See the thread " International tax treatment of deferred tax bonus payments" in this newsgroup, especially towards the end. My questions there were about CA taxes on stock options granted while in CA, but you moved to another state and then exercised all the options. If you were granted options at the start of year 0, and exercised them at the start of year 5, but moved out of CA at the start of year 2, 40% of your gain is CA source income. This looks like your formula #1 above. The rule is different for other states.

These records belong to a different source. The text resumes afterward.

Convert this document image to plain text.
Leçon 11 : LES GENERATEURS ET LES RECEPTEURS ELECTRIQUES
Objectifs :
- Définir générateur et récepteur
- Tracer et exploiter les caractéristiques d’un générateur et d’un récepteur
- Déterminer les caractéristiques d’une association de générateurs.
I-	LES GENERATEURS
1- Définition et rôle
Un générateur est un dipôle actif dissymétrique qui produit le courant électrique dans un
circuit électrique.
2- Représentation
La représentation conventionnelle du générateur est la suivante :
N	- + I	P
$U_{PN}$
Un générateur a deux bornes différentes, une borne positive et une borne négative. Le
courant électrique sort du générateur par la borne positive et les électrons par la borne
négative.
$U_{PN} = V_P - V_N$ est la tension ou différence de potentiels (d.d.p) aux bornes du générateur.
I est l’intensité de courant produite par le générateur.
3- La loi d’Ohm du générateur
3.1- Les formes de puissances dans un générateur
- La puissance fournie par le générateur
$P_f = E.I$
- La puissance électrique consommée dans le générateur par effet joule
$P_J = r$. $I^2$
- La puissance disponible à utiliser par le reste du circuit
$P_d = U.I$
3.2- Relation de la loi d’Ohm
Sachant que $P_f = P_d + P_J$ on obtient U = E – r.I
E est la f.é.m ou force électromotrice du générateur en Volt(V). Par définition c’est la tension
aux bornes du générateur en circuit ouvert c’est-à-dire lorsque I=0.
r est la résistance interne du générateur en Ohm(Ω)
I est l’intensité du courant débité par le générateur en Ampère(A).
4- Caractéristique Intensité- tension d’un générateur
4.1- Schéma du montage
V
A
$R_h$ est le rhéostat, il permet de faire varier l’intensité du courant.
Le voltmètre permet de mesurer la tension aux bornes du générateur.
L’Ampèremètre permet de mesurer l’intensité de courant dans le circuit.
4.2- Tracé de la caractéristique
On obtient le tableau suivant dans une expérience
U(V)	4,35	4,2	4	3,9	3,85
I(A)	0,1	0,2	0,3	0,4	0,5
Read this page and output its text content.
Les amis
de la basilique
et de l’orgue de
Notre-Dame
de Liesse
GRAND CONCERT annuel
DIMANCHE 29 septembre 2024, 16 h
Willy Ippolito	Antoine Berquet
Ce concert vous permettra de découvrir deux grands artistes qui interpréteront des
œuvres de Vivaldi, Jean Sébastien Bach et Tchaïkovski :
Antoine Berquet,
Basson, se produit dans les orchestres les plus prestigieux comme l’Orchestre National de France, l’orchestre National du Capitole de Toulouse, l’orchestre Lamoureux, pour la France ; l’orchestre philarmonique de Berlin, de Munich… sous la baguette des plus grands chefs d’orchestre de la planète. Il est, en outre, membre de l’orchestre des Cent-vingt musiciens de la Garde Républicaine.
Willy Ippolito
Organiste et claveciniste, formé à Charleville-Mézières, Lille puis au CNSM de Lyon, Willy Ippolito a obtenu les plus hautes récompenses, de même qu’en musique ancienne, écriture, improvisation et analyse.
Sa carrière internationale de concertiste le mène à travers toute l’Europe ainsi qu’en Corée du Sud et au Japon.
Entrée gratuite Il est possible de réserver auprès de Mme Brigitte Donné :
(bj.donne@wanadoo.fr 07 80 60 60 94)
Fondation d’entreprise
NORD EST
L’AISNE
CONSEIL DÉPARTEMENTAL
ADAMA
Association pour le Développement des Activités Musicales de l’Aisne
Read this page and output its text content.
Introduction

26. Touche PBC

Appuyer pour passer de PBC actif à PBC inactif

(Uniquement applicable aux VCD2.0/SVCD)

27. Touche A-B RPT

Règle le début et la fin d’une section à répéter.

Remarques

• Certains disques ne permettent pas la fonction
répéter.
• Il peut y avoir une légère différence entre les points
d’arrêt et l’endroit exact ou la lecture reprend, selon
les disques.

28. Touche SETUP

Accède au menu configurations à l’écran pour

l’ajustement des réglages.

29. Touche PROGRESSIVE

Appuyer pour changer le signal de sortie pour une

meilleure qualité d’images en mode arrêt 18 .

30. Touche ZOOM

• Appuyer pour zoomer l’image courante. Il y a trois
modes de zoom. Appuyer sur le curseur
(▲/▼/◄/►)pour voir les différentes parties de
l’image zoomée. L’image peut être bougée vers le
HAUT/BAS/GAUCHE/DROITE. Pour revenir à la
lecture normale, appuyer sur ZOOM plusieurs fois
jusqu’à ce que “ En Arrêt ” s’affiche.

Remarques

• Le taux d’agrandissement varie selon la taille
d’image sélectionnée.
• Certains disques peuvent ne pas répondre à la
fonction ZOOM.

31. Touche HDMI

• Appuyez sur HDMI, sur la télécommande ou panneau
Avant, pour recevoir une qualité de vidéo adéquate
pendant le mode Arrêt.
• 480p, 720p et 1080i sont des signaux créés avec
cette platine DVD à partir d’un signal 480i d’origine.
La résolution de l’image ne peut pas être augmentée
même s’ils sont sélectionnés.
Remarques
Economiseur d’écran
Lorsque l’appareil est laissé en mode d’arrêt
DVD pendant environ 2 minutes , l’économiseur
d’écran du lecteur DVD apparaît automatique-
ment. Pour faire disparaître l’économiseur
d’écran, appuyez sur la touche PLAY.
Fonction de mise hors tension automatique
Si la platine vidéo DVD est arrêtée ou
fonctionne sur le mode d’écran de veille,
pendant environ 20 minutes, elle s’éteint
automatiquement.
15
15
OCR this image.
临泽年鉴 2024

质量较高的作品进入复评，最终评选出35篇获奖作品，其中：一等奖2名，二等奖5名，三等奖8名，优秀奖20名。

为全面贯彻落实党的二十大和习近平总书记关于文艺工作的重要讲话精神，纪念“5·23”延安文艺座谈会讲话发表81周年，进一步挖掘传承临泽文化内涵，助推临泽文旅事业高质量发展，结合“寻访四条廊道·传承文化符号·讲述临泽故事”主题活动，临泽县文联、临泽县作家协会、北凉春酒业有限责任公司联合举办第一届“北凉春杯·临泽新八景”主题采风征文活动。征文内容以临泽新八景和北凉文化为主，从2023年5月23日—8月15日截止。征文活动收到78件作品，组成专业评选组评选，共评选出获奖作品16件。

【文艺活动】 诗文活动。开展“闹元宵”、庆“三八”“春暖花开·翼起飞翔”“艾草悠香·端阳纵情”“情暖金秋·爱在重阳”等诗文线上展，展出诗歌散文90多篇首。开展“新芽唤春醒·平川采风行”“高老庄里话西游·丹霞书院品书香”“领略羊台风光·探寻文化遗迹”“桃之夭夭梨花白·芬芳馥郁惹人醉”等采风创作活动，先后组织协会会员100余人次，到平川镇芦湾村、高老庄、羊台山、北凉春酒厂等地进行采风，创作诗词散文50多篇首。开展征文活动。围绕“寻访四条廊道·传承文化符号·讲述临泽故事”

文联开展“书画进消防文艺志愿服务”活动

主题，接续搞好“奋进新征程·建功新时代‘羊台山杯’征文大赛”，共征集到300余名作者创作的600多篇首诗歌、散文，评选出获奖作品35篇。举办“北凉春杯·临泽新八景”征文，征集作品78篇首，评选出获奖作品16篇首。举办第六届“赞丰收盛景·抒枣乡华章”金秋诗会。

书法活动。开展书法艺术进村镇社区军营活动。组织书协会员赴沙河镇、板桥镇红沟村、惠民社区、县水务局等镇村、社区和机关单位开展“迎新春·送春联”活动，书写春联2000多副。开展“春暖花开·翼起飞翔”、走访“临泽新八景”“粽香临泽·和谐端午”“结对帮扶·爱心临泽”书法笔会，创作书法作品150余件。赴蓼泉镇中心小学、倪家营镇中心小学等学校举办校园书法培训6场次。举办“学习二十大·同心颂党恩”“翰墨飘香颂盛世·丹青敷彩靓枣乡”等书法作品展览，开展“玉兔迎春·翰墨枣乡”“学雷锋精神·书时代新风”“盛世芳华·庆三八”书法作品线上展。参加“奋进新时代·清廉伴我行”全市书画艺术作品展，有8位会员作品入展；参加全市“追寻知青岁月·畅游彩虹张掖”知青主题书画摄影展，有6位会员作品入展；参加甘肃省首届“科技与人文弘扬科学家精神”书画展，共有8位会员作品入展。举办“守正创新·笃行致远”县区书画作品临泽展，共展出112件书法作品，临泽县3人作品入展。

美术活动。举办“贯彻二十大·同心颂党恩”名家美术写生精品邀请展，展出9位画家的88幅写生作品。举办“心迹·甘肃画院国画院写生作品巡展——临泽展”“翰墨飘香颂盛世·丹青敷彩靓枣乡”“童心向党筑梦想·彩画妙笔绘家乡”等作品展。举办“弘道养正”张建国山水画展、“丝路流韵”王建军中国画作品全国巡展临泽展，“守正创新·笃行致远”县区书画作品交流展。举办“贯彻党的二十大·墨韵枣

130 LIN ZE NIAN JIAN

The question is what rule does the federal government follow? If the same as CA, then 40% of your stock option income is also US source income. You would not pay taxes on this amount to your foreign country, and this amount should not be excluded by the foreign earned income exclusion. In other words, just put it on line 7 of form

1040. And this will carry over to the state tax return. The remaining 60% should I think be reported on your foreign tax return, on your federal return, and it should qualify for the foreign earned income exclusion as well as the foreign tax credit -- but that's my opinion.

What I saw once here in the US is an employee quit their job and then exercised their options. The employee did not withhold any taxes. However, the end of year W2 included the profits from exercise. So this went on line 7 of the person's 1040. So in essence they paid federal and state tax on the option profit, but no social security and medicare tax. Not sure if this is right, so hopefully others will comment.